Tahquil has come a long way, baby. First seen as a voiceless, almost mindless drudge in "Mute," she continues to blossom in this book as she gains more knowledge and ability. And her wrenching choice is exquisitely drawn. Caitri and Viviana serve as good accompaniment to Tahquil. Thorn, the mysterious ranger-turned-out-to-be-King of the first and second books, reveals new hidden facets that will stun readers.

As before, Cecilia Dart-Thornton provides a gorgeous fantasy tale of good and evil, seelie and unseelie magic, legend and myth. It's a gorgeous story, to be savored slowly rather than rushed through. Bravo, Ms. Dart-Thornton.

Rating: 5 stars
Summary: Bitterbynde is an original not seen in fantasty books
Review: Don't have to read brackeded area[Dart-Thornton has a gift for story telling. It is a cobination of poetry, folktales, and original plot.
As you have probably read in the offical reviews. It says the climax of the book comes too far from the end but is only true if you think an enemies changed form is defeat and that it is the only main conflict of the story. Sure he has no great power anymore but the fact that Ashlind has not married her love yet is what keeps the story going. So if you want to read this, be patient and remember that two if the main things a good writer has to accompish by the end of the is unexpected turns and to bring out emotions(good or bad).]
Now the whole plot line of the this story is to find the Gate of Oblivion's Kiss that bounded Ashlind by the bitterbynde. With her two compains Via and Caitri travel to Arcour to search for the Gate. Traveling, she goes through two forests of wights and a village in the middle of nowhere. Then travels through Lallillir and through all this, aquires the compainonship of a urisk, a swanmaiden, a waterhorse, and a half-sealfolk half-man. Via and Caitri are soon captured by the Hunt and brought to Darke, Land of Evernight. And thus Ashlind follows to save her friends...
So much have I skipped
and so little you know
where riddles are common
and immtoral love is none
or so says everyone

Rating: 4 stars
Summary: Lyrical, yet not as fulfilling as the first two
Review: First the good: the author's prose is as lush as ever, and her plot twists would be as unexpected as ever if reviews (editorial and customer) didn't keep offering spoilers.
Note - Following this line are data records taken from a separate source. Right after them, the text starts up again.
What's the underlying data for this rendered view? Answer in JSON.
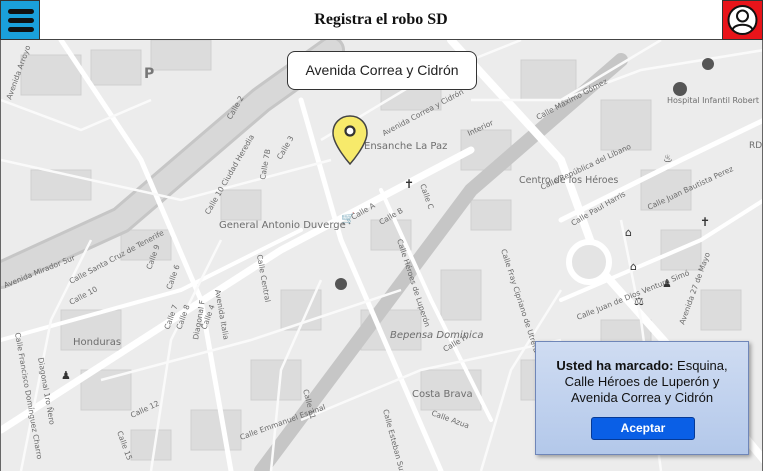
{
  "header": {
    "title": "Registra el robo SD",
    "menu_icon": "hamburger-menu-icon",
    "user_icon": "user-profile-icon",
    "menu_color": "#1aa0db",
    "user_color": "#e8141a"
  },
  "map": {
    "selected_address": "Avenida Correa y Cidrón",
    "pin_icon": "map-marker-icon",
    "pin_color": "#f7ea6b",
    "labels": {
      "ensanche": "Ensanche La Paz",
      "centro": "Centro de los Héroes",
      "general": "General Antonio Duverge",
      "honduras": "Honduras",
      "bepensa": "Bepensa Dominica",
      "costa": "Costa Brava",
      "hospital": "Hospital Infantil Robert Reid Cabral",
      "mirador": "Avenida Mirador Sur",
      "heroes": "Calle Héroes de Luperón",
      "correa": "Avenida Correa y Cidrón",
      "libano": "Calle República del Líbano",
      "bautista": "Calle Juan Bautista Perez",
      "maximo": "Calle Máximo Gómez",
      "fray": "Calle Fray Cipriano de Utrera",
      "paul": "Calle Paul Harris",
      "ciudad": "Calle 10 Ciudad Heredia",
      "central": "Calle Central",
      "italia": "Avenida Italia",
      "santacruz": "Calle Santa Cruz de Tenerife",
      "mayo": "Avenida 27 de Mayo",
      "calle10": "Calle 10",
      "calle11": "Calle 11",
      "calle12": "Calle 12",
      "calle15": "Calle 15",
      "calle9": "Calle 9",
      "calle6": "Calle 6",
      "calle7": "Calle 7",
      "calleB": "Calle B",
      "calleA": "Calle A",
      "calleH": "Calle H",
      "calleC": "Calle C",
      "calleAzua": "Calle Azua",
      "calleEsteban": "Calle Esteban Suazo",
      "calleEmmanuel": "Calle Emmanuel Espinal",
      "calleFrancisco": "Calle Francisco Domínguez Charro",
      "calleJuanDeDios": "Calle Juan de Dios Ventura Simó",
      "diagonal": "Diagonal 1ro Ñero",
      "diagonalF": "Diagonal F",
      "arroyo": "Avenida Arroyo",
      "parking": "P",
      "rd": "RD",
      "calle7b": "Calle 7B",
      "calle8": "Calle 8",
      "interior": "Interior",
      "calle4": "Calle 4",
      "calle2": "Calle 2",
      "calle3": "Calle 3"
    }
  },
  "dialog": {
    "prefix": "Usted ha marcado:",
    "message": " Esquina, Calle Héroes de Luperón y Avenida Correa y Cidrón",
    "accept_label": "Aceptar"
  }
}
I also enjoyed seeing more character development of several of the characters.

The disappointing: I agree with one of the editorial reviews that said that the story dragged some in the beginning and it became disappointing towards the second half where Ashalind took on a mostly passive role. I also think that the flashbacks in the second book worked much more smoothly then the multiple ones in Evernight, which had a feeling of catching up the reader to me.

If I had reviewed this book a couple of days ago after I finished reading it, I would have given it 3 stars. The "coy ending" annoyed me at first, but that annoyance faded, so I would suggest any readers who feel similarly take a moment to cool down.

All in all, it is a wonderful book with a highly original style. Although I cannot say that the plot was so terribly different than other fantasy works, the author's writing made the story seem novel. She is gifted at mixing evocative description with clever dialogue and has a mystery writer's gift for hiding elements of future importance in the earlier parts of the tale. I didn't think the book was as perfectly balanced as the middle novel - which was the highlight of the series.

Rating: 3 stars
Summary: Disappointed
Review: Following the 'Ill made mute', which I found to be in a class with Tolkien. 'The Lady of the Sorrows', lacked the detail of the previous book the story line was somehow lacking, but the last"the Battle of Evernight" was very disappointing I was looking for more, perhaps a fourth book is in the offering.

Rating: 4 stars
Summary: Check out her website b4 gnashing your teeth.
Review: I do not want to put any spoiler in this post, but I was obsessing about the ending, as many of you have, so I went to the horse's mouth. What CDT had to say actually brought tears to my eyes. I urge any dissatisfied readers to go to her site.